Tuesday, 10 January 2017

Scientific American

About a year ago I took out a subscription to Scientific American, a once huge magazine in the world of popular - and not so popular - science. While it is still good and one still picks stuff up from it that one would not otherwise have come across, I had the feeling that its star was waning, that its day was more or less over, taken down, along with so much other printed stuff, by the Internet. Not least, thinking as I type, by the neat animated diagrams which you now get in places like wikipedia, diagrams which can be very instructive and which are not possible on the page. Pictures which really are worth a thousand words.

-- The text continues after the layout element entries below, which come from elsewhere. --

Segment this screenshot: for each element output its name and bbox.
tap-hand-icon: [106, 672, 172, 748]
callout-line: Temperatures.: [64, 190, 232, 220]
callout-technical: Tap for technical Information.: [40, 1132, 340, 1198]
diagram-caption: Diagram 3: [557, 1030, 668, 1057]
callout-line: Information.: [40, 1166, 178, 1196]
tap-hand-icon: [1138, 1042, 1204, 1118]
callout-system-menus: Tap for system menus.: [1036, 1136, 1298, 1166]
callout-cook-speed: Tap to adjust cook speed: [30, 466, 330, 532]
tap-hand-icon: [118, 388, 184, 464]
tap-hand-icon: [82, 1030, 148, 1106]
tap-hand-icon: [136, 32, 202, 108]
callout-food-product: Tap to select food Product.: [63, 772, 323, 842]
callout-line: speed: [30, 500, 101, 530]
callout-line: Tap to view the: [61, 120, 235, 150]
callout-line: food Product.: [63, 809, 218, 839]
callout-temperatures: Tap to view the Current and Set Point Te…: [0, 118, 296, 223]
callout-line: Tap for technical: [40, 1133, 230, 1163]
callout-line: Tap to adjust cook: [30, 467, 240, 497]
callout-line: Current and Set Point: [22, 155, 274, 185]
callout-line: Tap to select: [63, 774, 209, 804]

So when the year was up, I decided that I would not renew. I checked the date on the emailed receipt (turned up in seconds by the search feature in gmail), sat back and waited for a renewal notice.

But instead of a renewal notice, I get a line on my credit card bill telling me that the company to which the magazine has got to run its subscription service has deducted another year's subscription, getting on for £50. Not a huge deal, it had been a points decision not a knock out, but annoying.

So, I contact this company, CDS Global, from somewhere in Iowa, and get the prompt & effusive reply from their computer: 'Thank you for reaching out to the CDS Global Customer Service team. We have received your email and will be in touch to resolve your inquiry soon' - then nothing.

In the meantime, a helpful person in the Epsom HSBC team tells me that it is possible to block these people from taking any more money, if I care to phone up their customer service team.

So, I search out my telephone security number and phone up the number on the back of my credit card. This is about lunch time. A nice voice tells me that they are very busy and I might have to wait more than half an hour to get served.

Try again later that afternoon, same thing.

Try again early the following morning. I then go through a procedure to replace my telephone security number with voice recognition - presence of which is a tribute to computing technology, that you can do such a thing over a noisy telephone line. But having got through that, the nice voice suggests that I try after 0800.

And so, at 0808 on the second day, I get through to a helpful person somewhere in India. After some palaver, she puts me through to another helpful person, possibly somewhere else in India. And I now think that CDS Global will not be able to take any more money from me.

Not entirely sure, because the blocking seems to depend on executing what amounts to an SQL query on the proposed transaction, a query which looks for likely dates and amounts but which does not seem to rely on some reference number identifying the outfit which is trying to take money off me. I shall try to remember to keep an eye out next year. And hope that my scanning of my credit card bills is not too cursory. Another angle is that proper debits which match might get blocked as well; the false positive of the banking world.

In the meantime, I shall endeavour to get value out of my unwanted subscription.

From all of which, I suppose the lesson is that the arrangement whereby companies from which one is buying things can take monies from one's bank account, the direct debit, is very convenient - but it comes at a price.

PS: very pleased to have got rid of the telephone security number. I don't have to remember where I keep my voice or worry about someone else pinching it. Although I suppose that this last will come. Clever chaps these gangsters from the Balkans and other parts east.